THIS BLOG POST IS ONE OF SEVERAL THAT WILL BE PUBLISHED DURING SUNSHINE WEEK, HIGHLIGHTING THE NEED FOR MORE GOVERNMENT TRANSPARENCY.
Public boards across the state can continue to meet in complete secrecy. This could have changed with HB1417, but the House killed this bill. When boards meet with an attorney or negotiate with a union they don’t have to do any of the usual things for public meetings: no public notice, closed to the public, and no record whatsoever. HB1417 was a bill that would have required a simple after-the-fact record of the logistics of these so-called non-meetings so members of the public can at least know they happened.
HB1417 was defeated on the floor of the House on Wednesday by a vote of 183-135. It was not debated so the reasons for the defeat are sketchy. The House Judiciary Committee had recommended that HB1417 be killed. The committee vote was 11-7. Rep. Timothy Horrigan of Durham, wrote for the committee that HB1417 would have “complicated public bodies’ attempts to deal with” collective bargaining and consultation with legal counsel. He further claimed HB1417 would do this “without adding any transparency to their work.” You can judge for yourself whether an after-the-fact public record of the time, place, attendees and legal exemption is too complicated and doesn’t make these otherwise completely secret meetings more transparent.
Even though there was no debate on HB1417, Rep. Michael Sylvia of Belmont, the prime sponsor of the bill, made a parliamentary inquiry in support of the bill. He said “under 91-A a public body meeting with legal counsel or for negotiations is a thing that we refer to as a non-meeting, and … these meetings lack transparency required by our Constitution, and” HB147 would add “a very simple reporting requirement of basic facts about these non-meetings” that “will reduce 91-A requests.” In response, Rep. Charlene Takesian of Pelham made an inquiry opposing the bill. She said that “caucuses are part of … non-meetings, and that our discussions in our caucus should remain private.” She also said that “non-public meeting records are already defined in RSA 91-A:3, III which was just revised in January of 2016” and “any person aggrieved by a violation of section 91[-A] may petition the superior court for injunctive relief.”

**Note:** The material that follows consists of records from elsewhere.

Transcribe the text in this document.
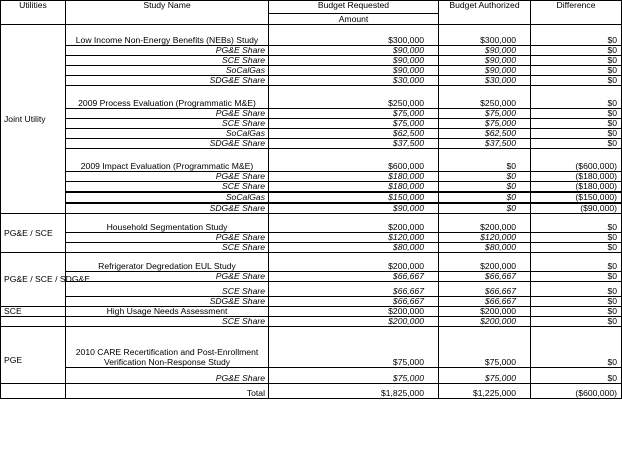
Utilities	Study Name	Budget Requested	Budget Authorized	Difference
		Amount		
Joint Utility	Low Income Non-Energy Benefits (NEBs) Study	$300,000	$300,000	$0
	PG&E Share	$90,000	$90,000	$0
	SCE Share	$90,000	$90,000	$0
	SoCalGas	$90,000	$90,000	$0
	SDG&E Share	$30,000	$30,000	$0
	2009 Process Evaluation (Programmatic M&E)	$250,000	$250,000	$0
	PG&E Share	$75,000	$75,000	$0
	SCE Share	$75,000	$75,000	$0
	SoCalGas	$62,500	$62,500	$0
	SDG&E Share	$37,500	$37,500	$0
	2009 Impact Evaluation (Programmatic M&E)	$600,000	$0	($600,000)
	PG&E Share	$180,000	$0	($180,000)
	SCE Share	$180,000	$0	($180,000)
	SoCalGas	$150,000	$0	($150,000)
	SDG&E Share	$90,000	$0	($90,000)
PG&E / SCE	Household Segmentation Study	$200,000	$200,000	$0
	PG&E Share	$120,000	$120,000	$0
	SCE Share	$80,000	$80,000	$0
PG&E / SCE / SDG&E	Refrigerator Degredation EUL Study	$200,000	$200,000	$0
	PG&E Share	$66,667	$66,667	$0
	SCE Share	$66,667	$66,667	$0
	SDG&E Share	$66,667	$66,667	$0
SCE	High Usage Needs Assessment	$200,000	$200,000	$0
	SCE Share	$200,000	$200,000	$0
PGE	2010 CARE Recertification and Post-Enrollment Verification Non-Response Study	$75,000	$75,000	$0
	PG&E Share	$75,000	$75,000	$0
	Total	$1,825,000	$1,225,000	($600,000)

While Rep. Sylvia’s comments succinctly described HB1417, Rep. Takesian’s comments were true, but misleading. HB1417 intentionally does not apply to caucuses. The requirements for non-public meetings in RSA 91-A:3, III do not apply to non-meetings; that is the point of non-meetings. And further, since non-meetings have no requirements under RSA 91-A, a non-meeting is not a violation of 91-A so a person cannot petition a court for relief. Since the House was voting to defeat HB1417 as Rep. Takesian spoke the damage is already done.
Fortunately, the vote on HB1417 was by roll call so there is a record of how each Representative voted. If your Representative voted in favor of the report to kill HB1417, then you should ask them why. Further, you should ask them to work next year to finally let some light shine on non-meetings.